I am sorry if I seem to dislike Michael personally. I actually don’t understand him at all. The more I learn and read and expose myself to his personality, the more my noncomprehension deepens. There’s something alien and unreachable about him. But I am repulsed by the parts I see: the glimpses of squirming tentacles behind an impenetrable shell.
I am strongly persuaded that he molested children. This casts much of his character (his philanthropy, his generosity) in a different light: the deeds of a manipulator trying to escape consequences. It makes his war against the paparazzi far less sympathetic. I hear “You keep on stalking me, invading my privacy. Won’t you just let me be.“, remember Robson’s story about finding bloodstains in his underwear, and accept that maybe Michael’s privacy should, in fact, have been invaded. The paranoid tenor of his later work seems less fanciful: it was no delusion, because Michael actually had everything to hide.

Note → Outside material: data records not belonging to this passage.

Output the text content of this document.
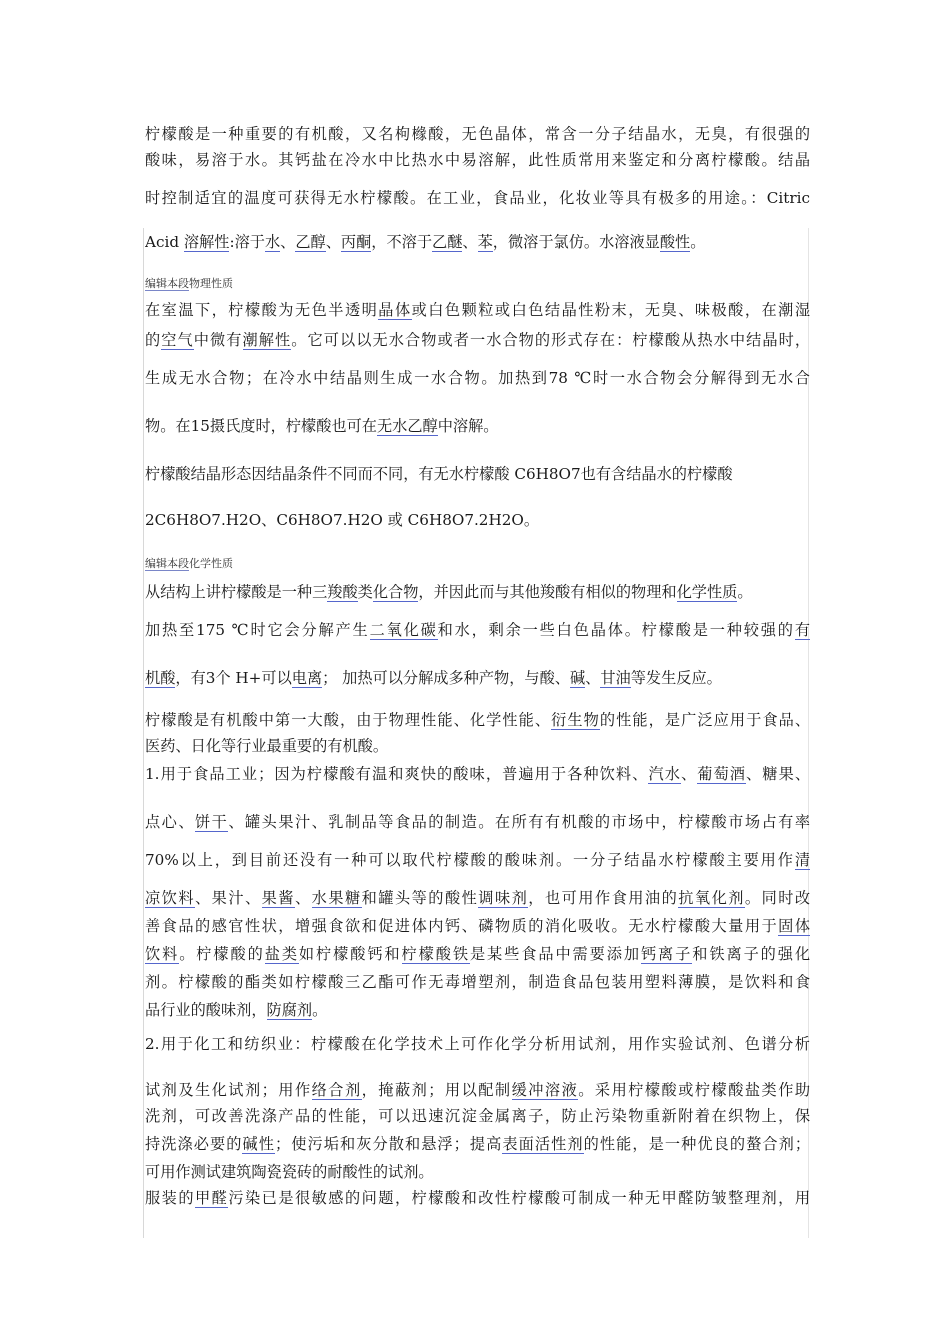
柠檬酸是一种重要的有机酸，又名枸橼酸，无色晶体，常含一分子结晶水，无臭，有很强的
酸味，易溶于水。其钙盐在冷水中比热水中易溶解，此性质常用来鉴定和分离柠檬酸。结晶
时控制适宜的温度可获得无水柠檬酸。在工业，食品业，化妆业等具有极多的用途。：Citric
Acid 溶解性:溶于水、乙醇、丙酮，不溶于乙醚、苯，微溶于氯仿。水溶液显酸性。
编辑本段物理性质
在室温下，柠檬酸为无色半透明晶体或白色颗粒或白色结晶性粉末，无臭、味极酸，在潮湿
的空气中微有潮解性。它可以以无水合物或者一水合物的形式存在：柠檬酸从热水中结晶时，
生成无水合物；在冷水中结晶则生成一水合物。加热到78 ℃时一水合物会分解得到无水合
物。在15摄氏度时，柠檬酸也可在无水乙醇中溶解。
柠檬酸结晶形态因结晶条件不同而不同，有无水柠檬酸 C6H8O7也有含结晶水的柠檬酸
2C6H8O7.H2O、C6H8O7.H2O 或 C6H8O7.2H2O。
编辑本段化学性质
从结构上讲柠檬酸是一种三羧酸类化合物，并因此而与其他羧酸有相似的物理和化学性质。
加热至175 ℃时它会分解产生二氧化碳和水，剩余一些白色晶体。柠檬酸是一种较强的有
机酸，有3个 H+可以电离； 加热可以分解成多种产物，与酸、碱、甘油等发生反应。
柠檬酸是有机酸中第一大酸，由于物理性能、化学性能、衍生物的性能，是广泛应用于食品、
医药、日化等行业最重要的有机酸。
1.用于食品工业；因为柠檬酸有温和爽快的酸味，普遍用于各种饮料、汽水、葡萄酒、糖果、
点心、饼干、罐头果汁、乳制品等食品的制造。在所有有机酸的市场中，柠檬酸市场占有率
70%以上，到目前还没有一种可以取代柠檬酸的酸味剂。一分子结晶水柠檬酸主要用作清
凉饮料、果汁、果酱、水果糖和罐头等的酸性调味剂，也可用作食用油的抗氧化剂。同时改
善食品的感官性状，增强食欲和促进体内钙、磷物质的消化吸收。无水柠檬酸大量用于固体
饮料。柠檬酸的盐类如柠檬酸钙和柠檬酸铁是某些食品中需要添加钙离子和铁离子的强化
剂。柠檬酸的酯类如柠檬酸三乙酯可作无毒增塑剂，制造食品包装用塑料薄膜，是饮料和食
品行业的酸味剂，防腐剂。
2.用于化工和纺织业：柠檬酸在化学技术上可作化学分析用试剂，用作实验试剂、色谱分析
试剂及生化试剂；用作络合剂，掩蔽剂；用以配制缓冲溶液。采用柠檬酸或柠檬酸盐类作助
洗剂，可改善洗涤产品的性能，可以迅速沉淀金属离子，防止污染物重新附着在织物上，保
持洗涤必要的碱性；使污垢和灰分散和悬浮；提高表面活性剂的性能，是一种优良的螯合剂；
可用作测试建筑陶瓷瓷砖的耐酸性的试剂。
服装的甲醛污染已是很敏感的问题，柠檬酸和改性柠檬酸可制成一种无甲醛防皱整理剂，用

His fans are awful. He was incredibly talented as a musician, but in the 90s this talent was eclipsed by a different skill: building and leading a kind of cult. He is a fascinating example of a secular religious icon, and to this day, living Thriller zombies haunt Twitter and Tiktok, circulating his apologetics. The basic thrust is that everything that went wrong for Michael – his finances, his appearance, his death – was someone else’s fault.
There’s a grain of truth to this. Michael Jackson never had a chance at living a normal life. But his fans ignore Michael’s agency (and four hundred million records sold buys a lot of agency), objectifying him to the level of a puppet.
Did Conrad Murray cause his death? Yes, the Jackobots say. He gave him surgical anesthetic as a sleeping aid! Bad doctor! They don’t ask the next question: who hired Conrad Murray to do this? Answer: Michael. They also don’t ask what would have happened if Murray had refused this stupid and insane order. Answer: Michael would have fired him, and found a different doctor.
The same can be said for the ruin of Michael’s face, his oversized chin implant, the nose whittled away like a blade, etc. Unneeded operations. But what would be the point of a plastic surgeon refusing to perform them? Michael had endless money to indulge his body dysmorphia. He would just go to someone else. The problem was always Michael. His story is one of tragedy, victimization, and self-destruction.
But self-destructive people can make fascinating art, and this was Michael’s saving grace. I’d like to pretend his recording career ended with HIStory. That album, like the one before, was a paranoid, sweaty jumble of blame-laying and resentment. Disturbing though it was, it made for compelling listening. You felt you were getting ringside seats for a man’s breakdown, and you got some strong songs, too: “Scream” and “Stranger in Moscow” kick the shit out of everything on this album. There’s a class of words in English better known by their opposites (gruntled, hinged, domitable, and so on). Michael Jackson’s last album is very vincible indeed.